Impulse control and screen-time
The most recent research looked more narrowly at impulsivity - and it found sleep and screen-time were clearly linked with less disobedience, unruly behaviour and risky choices.
Kids who got enough good quality sleep and stayed within a two-hour screen-time limit were more likely to finish their homework. They also showed better self-control when upset.
Limitations and links
Did the study prove screen-time and sleep could reduce or even prevent impulsivity problems? No - and it’s important to recognise the difference between a link or an association (which is what this research uncovered) and a cause and effect relationship.
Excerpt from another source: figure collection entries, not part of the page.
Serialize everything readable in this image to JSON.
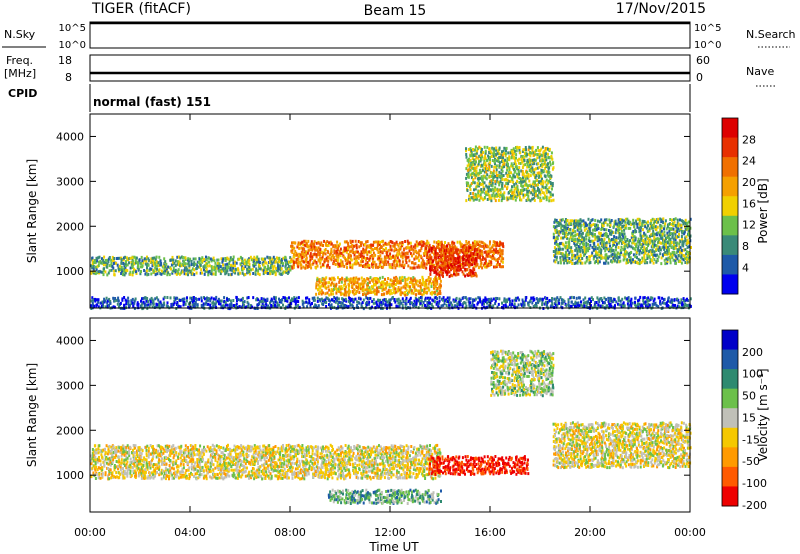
{
  "header": {
    "radar": "TIGER (fitACF)",
    "beam": "Beam 15",
    "date": "17/Nov/2015"
  },
  "strips": {
    "nsky": {
      "label": "N.Sky",
      "ticks": [
        "10^5",
        "10^0"
      ],
      "right_label": "N.Search",
      "right_ticks": [
        "10^5",
        "10^0"
      ]
    },
    "freq": {
      "label_lines": [
        "Freq.",
        "[MHz]"
      ],
      "ticks": [
        "18",
        "8"
      ],
      "right_label": "Nave",
      "right_ticks": [
        "60",
        "0"
      ]
    },
    "cpid": {
      "label": "CPID",
      "value": "normal (fast) 151"
    }
  },
  "colors": {
    "power": [
      "#0000ee",
      "#1e5aa8",
      "#3a8a78",
      "#6cc04a",
      "#f0d000",
      "#f5a000",
      "#f07000",
      "#e83000",
      "#dd0000"
    ],
    "velocity": [
      "#ee0000",
      "#ff5a00",
      "#ff9a00",
      "#f5c800",
      "#c0c0b8",
      "#6cc04a",
      "#2e8a70",
      "#1e5aa8",
      "#0000c8"
    ]
  },
  "chart_data": [
    {
      "type": "heatmap",
      "name": "power",
      "ylabel": "Slant Range [km]",
      "xlabel": "",
      "y_ticks": [
        "1000",
        "2000",
        "3000",
        "4000"
      ],
      "x_ticks": [
        "00:00",
        "04:00",
        "08:00",
        "12:00",
        "16:00",
        "20:00",
        "00:00"
      ],
      "xlim_hours": [
        0,
        24
      ],
      "ylim_km": [
        180,
        4500
      ],
      "colorbar": {
        "label": "Power [dB]",
        "ticks": [
          "28",
          "24",
          "20",
          "16",
          "12",
          "8",
          "4"
        ]
      },
      "features": [
        {
          "t0": 0,
          "t1": 8,
          "r0": 950,
          "r1": 1350,
          "level": 0.35
        },
        {
          "t0": 8,
          "t1": 16.5,
          "r0": 1100,
          "r1": 1700,
          "level": 0.7
        },
        {
          "t0": 9,
          "t1": 14,
          "r0": 500,
          "r1": 900,
          "level": 0.6
        },
        {
          "t0": 13.5,
          "t1": 15.5,
          "r0": 900,
          "r1": 1600,
          "level": 0.85
        },
        {
          "t0": 15,
          "t1": 18.5,
          "r0": 2600,
          "r1": 3800,
          "level": 0.4
        },
        {
          "t0": 18.5,
          "t1": 24,
          "r0": 1200,
          "r1": 2200,
          "level": 0.35
        },
        {
          "t0": 0,
          "t1": 24,
          "r0": 200,
          "r1": 450,
          "level": 0.15
        }
      ]
    },
    {
      "type": "heatmap",
      "name": "velocity",
      "ylabel": "Slant Range [km]",
      "xlabel": "Time UT",
      "y_ticks": [
        "1000",
        "2000",
        "3000",
        "4000"
      ],
      "x_ticks": [
        "00:00",
        "04:00",
        "08:00",
        "12:00",
        "16:00",
        "20:00",
        "00:00"
      ],
      "xlim_hours": [
        0,
        24
      ],
      "ylim_km": [
        180,
        4500
      ],
      "colorbar": {
        "label": "Velocity [m s⁻¹]",
        "ticks": [
          "200",
          "100",
          "50",
          "15",
          "-15",
          "-50",
          "-100",
          "-200"
        ]
      },
      "features": [
        {
          "t0": 0,
          "t1": 14,
          "r0": 950,
          "r1": 1700,
          "level": 0.45
        },
        {
          "t0": 13.5,
          "t1": 17.5,
          "r0": 1050,
          "r1": 1450,
          "level": 0.05
        },
        {
          "t0": 9.5,
          "t1": 14,
          "r0": 400,
          "r1": 700,
          "level": 0.65
        },
        {
          "t0": 16,
          "t1": 18.5,
          "r0": 2800,
          "r1": 3800,
          "level": 0.55
        },
        {
          "t0": 18.5,
          "t1": 24,
          "r0": 1200,
          "r1": 2200,
          "level": 0.45
        }
      ]
    }
  ]
}
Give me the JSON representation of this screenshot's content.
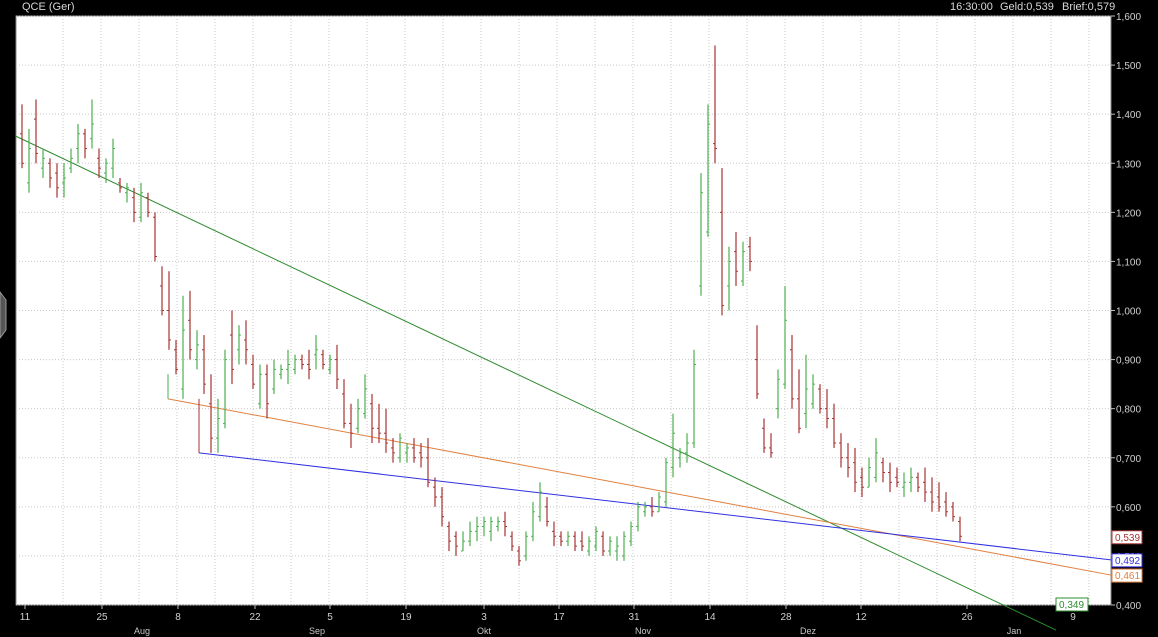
{
  "header": {
    "symbol": "QCE (Ger)",
    "time": "16:30:00",
    "geld": "Geld:0,539",
    "brief": "Brief:0,579"
  },
  "colors": {
    "up": "#4caf50",
    "down": "#a83232",
    "trend_green": "#2e8b2e",
    "trend_orange": "#e08040",
    "trend_blue": "#3030e0",
    "grid": "#c8c8c8",
    "plot_bg": "#ffffff",
    "page_bg": "#000000"
  },
  "chart_data": {
    "type": "bar",
    "style": "ohlc",
    "y_range": [
      0.4,
      1.6
    ],
    "y_ticks": [
      "0,400",
      "0,500",
      "0,600",
      "0,700",
      "0,800",
      "0,900",
      "1,000",
      "1,100",
      "1,200",
      "1,300",
      "1,400",
      "1,500",
      "1,600"
    ],
    "x_ticks": [
      "11",
      "25",
      "8",
      "22",
      "5",
      "19",
      "3",
      "17",
      "31",
      "14",
      "28",
      "12",
      "26",
      "9"
    ],
    "months": [
      "Aug",
      "Sep",
      "Okt",
      "Nov",
      "Dez",
      "Jan"
    ],
    "price_boxes": [
      {
        "label": "0,539",
        "value": 0.539,
        "color": "#a83232"
      },
      {
        "label": "0,492",
        "value": 0.492,
        "color": "#3030e0"
      },
      {
        "label": "0,461",
        "value": 0.461,
        "color": "#e08040"
      },
      {
        "label": "0,349",
        "value": 0.349,
        "color": "#2e8b2e"
      }
    ],
    "trendlines": [
      {
        "color": "green",
        "from": [
          0,
          1.355
        ],
        "to": [
          146,
          0.349
        ]
      },
      {
        "color": "orange",
        "from": [
          40,
          0.82
        ],
        "to": [
          154,
          0.461
        ]
      },
      {
        "color": "blue",
        "from": [
          41,
          0.71
        ],
        "to": [
          154,
          0.492
        ]
      }
    ],
    "bars": [
      [
        0,
        1.42,
        1.29,
        1.36,
        1.3
      ],
      [
        1,
        1.37,
        1.24,
        1.26,
        1.33
      ],
      [
        2,
        1.43,
        1.3,
        1.39,
        1.32
      ],
      [
        3,
        1.33,
        1.27,
        1.29,
        1.31
      ],
      [
        4,
        1.31,
        1.25,
        1.3,
        1.27
      ],
      [
        5,
        1.3,
        1.23,
        1.28,
        1.25
      ],
      [
        6,
        1.3,
        1.23,
        1.26,
        1.27
      ],
      [
        7,
        1.33,
        1.28,
        1.29,
        1.31
      ],
      [
        8,
        1.38,
        1.3,
        1.33,
        1.36
      ],
      [
        9,
        1.37,
        1.31,
        1.36,
        1.33
      ],
      [
        10,
        1.43,
        1.33,
        1.35,
        1.38
      ],
      [
        11,
        1.33,
        1.27,
        1.31,
        1.29
      ],
      [
        12,
        1.31,
        1.26,
        1.28,
        1.3
      ],
      [
        13,
        1.35,
        1.27,
        1.29,
        1.33
      ],
      [
        14,
        1.27,
        1.24,
        1.26,
        1.25
      ],
      [
        15,
        1.26,
        1.22,
        1.24,
        1.25
      ],
      [
        16,
        1.25,
        1.18,
        1.23,
        1.2
      ],
      [
        17,
        1.26,
        1.18,
        1.19,
        1.24
      ],
      [
        18,
        1.24,
        1.19,
        1.23,
        1.2
      ],
      [
        19,
        1.2,
        1.1,
        1.19,
        1.11
      ],
      [
        20,
        1.09,
        0.99,
        1.05,
        1.0
      ],
      [
        21,
        1.08,
        0.92,
        1.0,
        0.94
      ],
      [
        22,
        0.94,
        0.87,
        0.92,
        0.88
      ],
      [
        23,
        1.03,
        0.82,
        0.84,
        0.96
      ],
      [
        24,
        1.04,
        0.9,
        0.98,
        0.92
      ],
      [
        25,
        0.96,
        0.88,
        0.9,
        0.93
      ],
      [
        26,
        0.95,
        0.83,
        0.92,
        0.85
      ],
      [
        27,
        0.87,
        0.71,
        0.81,
        0.74
      ],
      [
        28,
        0.82,
        0.71,
        0.74,
        0.78
      ],
      [
        29,
        0.92,
        0.76,
        0.77,
        0.9
      ],
      [
        30,
        1.0,
        0.85,
        0.95,
        0.88
      ],
      [
        31,
        0.97,
        0.89,
        0.92,
        0.95
      ],
      [
        32,
        0.98,
        0.89,
        0.94,
        0.92
      ],
      [
        33,
        0.91,
        0.84,
        0.89,
        0.85
      ],
      [
        34,
        0.89,
        0.8,
        0.81,
        0.87
      ],
      [
        35,
        0.89,
        0.78,
        0.87,
        0.81
      ],
      [
        36,
        0.9,
        0.83,
        0.84,
        0.88
      ],
      [
        37,
        0.89,
        0.86,
        0.87,
        0.88
      ],
      [
        38,
        0.92,
        0.85,
        0.88,
        0.89
      ],
      [
        39,
        0.91,
        0.87,
        0.88,
        0.9
      ],
      [
        40,
        0.91,
        0.88,
        0.9,
        0.89
      ],
      [
        41,
        0.92,
        0.86,
        0.89,
        0.88
      ],
      [
        42,
        0.95,
        0.88,
        0.91,
        0.92
      ],
      [
        43,
        0.92,
        0.88,
        0.91,
        0.89
      ],
      [
        44,
        0.91,
        0.87,
        0.88,
        0.9
      ],
      [
        45,
        0.93,
        0.84,
        0.9,
        0.86
      ],
      [
        46,
        0.86,
        0.76,
        0.83,
        0.77
      ],
      [
        47,
        0.81,
        0.72,
        0.77,
        0.75
      ],
      [
        48,
        0.82,
        0.75,
        0.76,
        0.8
      ],
      [
        49,
        0.87,
        0.78,
        0.79,
        0.84
      ],
      [
        50,
        0.83,
        0.73,
        0.81,
        0.76
      ],
      [
        51,
        0.81,
        0.73,
        0.76,
        0.75
      ],
      [
        52,
        0.8,
        0.71,
        0.75,
        0.73
      ],
      [
        53,
        0.74,
        0.69,
        0.72,
        0.71
      ],
      [
        54,
        0.75,
        0.69,
        0.7,
        0.74
      ],
      [
        55,
        0.73,
        0.69,
        0.71,
        0.72
      ],
      [
        56,
        0.74,
        0.69,
        0.72,
        0.7
      ],
      [
        57,
        0.73,
        0.68,
        0.71,
        0.7
      ],
      [
        58,
        0.74,
        0.64,
        0.7,
        0.65
      ],
      [
        59,
        0.66,
        0.6,
        0.64,
        0.62
      ],
      [
        60,
        0.64,
        0.56,
        0.62,
        0.58
      ],
      [
        61,
        0.57,
        0.51,
        0.56,
        0.53
      ],
      [
        62,
        0.55,
        0.5,
        0.54,
        0.52
      ],
      [
        63,
        0.55,
        0.51,
        0.51,
        0.53
      ],
      [
        64,
        0.57,
        0.52,
        0.53,
        0.55
      ],
      [
        65,
        0.58,
        0.53,
        0.55,
        0.56
      ],
      [
        66,
        0.58,
        0.54,
        0.56,
        0.57
      ],
      [
        67,
        0.58,
        0.53,
        0.55,
        0.57
      ],
      [
        68,
        0.58,
        0.55,
        0.56,
        0.57
      ],
      [
        69,
        0.59,
        0.54,
        0.57,
        0.56
      ],
      [
        70,
        0.55,
        0.51,
        0.54,
        0.52
      ],
      [
        71,
        0.52,
        0.48,
        0.51,
        0.49
      ],
      [
        72,
        0.55,
        0.49,
        0.5,
        0.54
      ],
      [
        73,
        0.61,
        0.53,
        0.54,
        0.59
      ],
      [
        74,
        0.65,
        0.57,
        0.58,
        0.63
      ],
      [
        75,
        0.62,
        0.56,
        0.6,
        0.57
      ],
      [
        76,
        0.57,
        0.52,
        0.55,
        0.54
      ],
      [
        77,
        0.55,
        0.52,
        0.54,
        0.53
      ],
      [
        78,
        0.55,
        0.52,
        0.53,
        0.54
      ],
      [
        79,
        0.55,
        0.51,
        0.54,
        0.52
      ],
      [
        80,
        0.55,
        0.51,
        0.53,
        0.52
      ],
      [
        81,
        0.54,
        0.5,
        0.51,
        0.53
      ],
      [
        82,
        0.56,
        0.51,
        0.52,
        0.55
      ],
      [
        83,
        0.55,
        0.5,
        0.54,
        0.51
      ],
      [
        84,
        0.54,
        0.5,
        0.51,
        0.53
      ],
      [
        85,
        0.54,
        0.49,
        0.51,
        0.52
      ],
      [
        86,
        0.55,
        0.49,
        0.5,
        0.54
      ],
      [
        87,
        0.57,
        0.52,
        0.53,
        0.56
      ],
      [
        88,
        0.61,
        0.55,
        0.56,
        0.6
      ],
      [
        89,
        0.61,
        0.58,
        0.59,
        0.6
      ],
      [
        90,
        0.62,
        0.58,
        0.6,
        0.59
      ],
      [
        91,
        0.63,
        0.59,
        0.59,
        0.62
      ],
      [
        92,
        0.7,
        0.6,
        0.61,
        0.69
      ],
      [
        93,
        0.79,
        0.66,
        0.68,
        0.75
      ],
      [
        94,
        0.72,
        0.68,
        0.7,
        0.71
      ],
      [
        95,
        0.75,
        0.69,
        0.71,
        0.73
      ],
      [
        96,
        0.92,
        0.72,
        0.73,
        0.89
      ],
      [
        97,
        1.28,
        1.03,
        1.05,
        1.24
      ],
      [
        98,
        1.42,
        1.15,
        1.16,
        1.38
      ],
      [
        99,
        1.54,
        1.3,
        1.34,
        1.33
      ],
      [
        100,
        1.29,
        0.99,
        1.2,
        1.01
      ],
      [
        101,
        1.13,
        1.0,
        1.05,
        1.1
      ],
      [
        102,
        1.16,
        1.05,
        1.12,
        1.08
      ],
      [
        103,
        1.14,
        1.05,
        1.06,
        1.12
      ],
      [
        104,
        1.15,
        1.08,
        1.13,
        1.1
      ],
      [
        105,
        0.97,
        0.82,
        0.9,
        0.83
      ],
      [
        106,
        0.78,
        0.71,
        0.76,
        0.72
      ],
      [
        107,
        0.75,
        0.7,
        0.72,
        0.71
      ],
      [
        108,
        0.88,
        0.78,
        0.8,
        0.86
      ],
      [
        109,
        1.05,
        0.84,
        0.85,
        0.98
      ],
      [
        110,
        0.95,
        0.8,
        0.92,
        0.82
      ],
      [
        111,
        0.88,
        0.75,
        0.82,
        0.76
      ],
      [
        112,
        0.91,
        0.76,
        0.79,
        0.84
      ],
      [
        113,
        0.87,
        0.8,
        0.81,
        0.85
      ],
      [
        114,
        0.85,
        0.79,
        0.84,
        0.8
      ],
      [
        115,
        0.84,
        0.76,
        0.8,
        0.78
      ],
      [
        116,
        0.81,
        0.72,
        0.78,
        0.73
      ],
      [
        117,
        0.75,
        0.68,
        0.73,
        0.7
      ],
      [
        118,
        0.73,
        0.66,
        0.7,
        0.68
      ],
      [
        119,
        0.72,
        0.63,
        0.69,
        0.65
      ],
      [
        120,
        0.68,
        0.62,
        0.66,
        0.64
      ],
      [
        121,
        0.7,
        0.64,
        0.64,
        0.68
      ],
      [
        122,
        0.74,
        0.65,
        0.66,
        0.71
      ],
      [
        123,
        0.7,
        0.65,
        0.69,
        0.67
      ],
      [
        124,
        0.69,
        0.63,
        0.67,
        0.65
      ],
      [
        125,
        0.68,
        0.64,
        0.66,
        0.65
      ],
      [
        126,
        0.67,
        0.62,
        0.64,
        0.65
      ],
      [
        127,
        0.68,
        0.63,
        0.65,
        0.66
      ],
      [
        128,
        0.67,
        0.63,
        0.66,
        0.64
      ],
      [
        129,
        0.68,
        0.61,
        0.65,
        0.63
      ],
      [
        130,
        0.66,
        0.59,
        0.63,
        0.61
      ],
      [
        131,
        0.65,
        0.59,
        0.62,
        0.6
      ],
      [
        132,
        0.63,
        0.58,
        0.61,
        0.59
      ],
      [
        133,
        0.61,
        0.57,
        0.6,
        0.58
      ],
      [
        134,
        0.58,
        0.53,
        0.57,
        0.54
      ]
    ]
  }
}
It’s also worth mentioning that there is almost certainly a relationship between the two factors that emerged most clearly - that is, reduced screen-time and better quality sleep. Cyber experts universally agree that good digital hygiene means shutting down all devices an hour before bedtime - and keeping devices out of the bedroom entirely.
It’s been well established that putting sensible limits on screen-time is one of the best ways to safeguard your child’s sleep. Studies like the present one suggest the ripple effects may go further still, influencing behavioural patterns that affect our kids’ wellbeing more broadly down the track.